A DC offset means that some constant value was added to the signal (the name originates from adding a DC voltage to an analog AC signal). If the DC component is really constant (and not changing really slowly), then you don't have to design some high-order (and potentially unstable) high-pass filters - you can just subtract the average of your signal from the signal - which is, of course, a high-pass filter as well (averaging is a type of a low-pass, and '1 minus the average' is high-apss) --- but a very simple one.
If, on the other hand, you have a reason to believe that the DC component is not really a DC, but rather an AC with very low frequency, then you'd better average segments of your signal and not the signal as a whole, which is the same as using a low-pass filter with impulse response which is shorter then the length of the signal. In this case you have to make some assumptions about the "DC" component.
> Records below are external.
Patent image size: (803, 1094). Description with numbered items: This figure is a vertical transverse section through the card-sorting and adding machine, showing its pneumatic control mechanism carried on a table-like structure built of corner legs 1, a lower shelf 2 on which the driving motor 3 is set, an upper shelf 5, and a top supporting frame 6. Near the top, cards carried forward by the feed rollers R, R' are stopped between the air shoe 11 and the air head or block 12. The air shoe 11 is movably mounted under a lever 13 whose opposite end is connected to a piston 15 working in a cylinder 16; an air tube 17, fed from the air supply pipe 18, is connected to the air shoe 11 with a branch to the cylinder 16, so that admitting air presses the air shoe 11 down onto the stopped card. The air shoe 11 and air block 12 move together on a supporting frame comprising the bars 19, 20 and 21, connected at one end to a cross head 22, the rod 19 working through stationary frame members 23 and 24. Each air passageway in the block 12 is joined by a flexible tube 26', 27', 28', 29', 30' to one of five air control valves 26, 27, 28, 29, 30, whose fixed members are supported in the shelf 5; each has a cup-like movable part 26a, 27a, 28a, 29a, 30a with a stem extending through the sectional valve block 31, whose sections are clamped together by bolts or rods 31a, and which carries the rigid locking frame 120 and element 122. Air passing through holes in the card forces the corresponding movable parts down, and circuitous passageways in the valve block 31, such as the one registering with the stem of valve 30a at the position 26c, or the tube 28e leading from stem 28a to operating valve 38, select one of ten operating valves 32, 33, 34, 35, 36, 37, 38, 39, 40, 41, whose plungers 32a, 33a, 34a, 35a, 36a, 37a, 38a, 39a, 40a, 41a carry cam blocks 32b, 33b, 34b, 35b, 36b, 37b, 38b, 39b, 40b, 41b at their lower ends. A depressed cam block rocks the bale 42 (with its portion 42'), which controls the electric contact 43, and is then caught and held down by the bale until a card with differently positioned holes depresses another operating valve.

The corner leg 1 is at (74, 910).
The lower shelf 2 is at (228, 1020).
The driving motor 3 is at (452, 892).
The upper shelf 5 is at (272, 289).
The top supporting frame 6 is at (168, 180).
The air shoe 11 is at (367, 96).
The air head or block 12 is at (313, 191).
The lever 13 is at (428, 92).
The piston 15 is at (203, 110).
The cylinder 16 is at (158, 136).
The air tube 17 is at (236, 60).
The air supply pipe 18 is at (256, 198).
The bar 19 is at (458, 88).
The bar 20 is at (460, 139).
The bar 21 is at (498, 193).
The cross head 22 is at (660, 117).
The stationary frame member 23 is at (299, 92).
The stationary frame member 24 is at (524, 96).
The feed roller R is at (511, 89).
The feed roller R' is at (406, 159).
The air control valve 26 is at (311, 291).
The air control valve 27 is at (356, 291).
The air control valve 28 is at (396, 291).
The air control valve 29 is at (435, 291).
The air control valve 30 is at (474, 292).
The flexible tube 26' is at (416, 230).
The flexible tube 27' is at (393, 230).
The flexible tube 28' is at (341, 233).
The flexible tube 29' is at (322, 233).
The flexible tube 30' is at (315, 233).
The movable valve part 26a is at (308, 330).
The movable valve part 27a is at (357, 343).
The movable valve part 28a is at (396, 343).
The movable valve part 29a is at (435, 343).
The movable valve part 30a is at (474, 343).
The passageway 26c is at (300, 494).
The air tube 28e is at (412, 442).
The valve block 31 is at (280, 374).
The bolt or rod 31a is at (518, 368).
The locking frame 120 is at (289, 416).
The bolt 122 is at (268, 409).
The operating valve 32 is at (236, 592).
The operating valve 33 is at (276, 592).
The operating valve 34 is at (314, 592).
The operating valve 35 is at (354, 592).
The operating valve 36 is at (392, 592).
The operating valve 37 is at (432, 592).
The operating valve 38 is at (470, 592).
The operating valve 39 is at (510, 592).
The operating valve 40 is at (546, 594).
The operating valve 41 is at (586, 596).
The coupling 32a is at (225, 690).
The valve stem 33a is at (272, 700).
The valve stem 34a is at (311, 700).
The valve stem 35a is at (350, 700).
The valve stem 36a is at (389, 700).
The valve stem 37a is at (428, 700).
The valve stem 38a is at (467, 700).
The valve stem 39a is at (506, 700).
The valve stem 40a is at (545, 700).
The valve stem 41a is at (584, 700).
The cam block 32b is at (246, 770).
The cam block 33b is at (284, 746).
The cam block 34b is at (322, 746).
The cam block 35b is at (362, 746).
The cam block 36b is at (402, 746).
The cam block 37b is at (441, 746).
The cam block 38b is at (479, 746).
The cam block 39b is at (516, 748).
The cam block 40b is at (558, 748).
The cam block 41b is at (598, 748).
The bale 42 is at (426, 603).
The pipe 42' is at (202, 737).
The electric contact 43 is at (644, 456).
Rather than implementing a high pass filter directly (which can be rather tricky for very low frequencies - you end up with a large number of coefficients and various issues with stability and passband ripple etc), you might instead want to consider implementing a low pass filter which will give you an estimate of the DC offset value, and then subtract this filtered offset from your signal, i.e. rather than:
y = HPF(x)
do this:
y = x - LPF(x)
The low pass filter can probably just be quite a simple filter with a relatively small number of terms. The big advantage of this implementation is that your higher frequency components should not have any unwanted artefacts due to phase, ripple, etc, since all you are doing is subtracting an almost stationary DC value from the samples.
The only potential downside is that if the DC offset is large you may have quite a long initial settling time before the estimate of the DC offset is accurate (although this is also true of any other implementation such as a direct high pass filter of course). If you have any a priori knowledge of what the offset value is likely to be (e.g. if it doesn't change very much from run to run, and you know the value from the previous run) then you can use this to optimise the settling time, by initialising the LPF state variables to a suitable value rather than 0.
As others have said, to remove a DC offset, you can simply subtract the mean. Your signal does not need to be periodic, but it does need to be long enough to get a good estimate of the DC component.
If you still wish to go with a filtering approach, you can eliminate the severe distortion due to phase lag by using filtfilt. This function filters your timeseries once in the forwards direction and then once in the reverse direction, so that phase distortions cancel out.
You can design a symmetric FIR filter as the low-pass filter that estimates the DC and then subtract the output from your input signal. This filter has constant group-delay.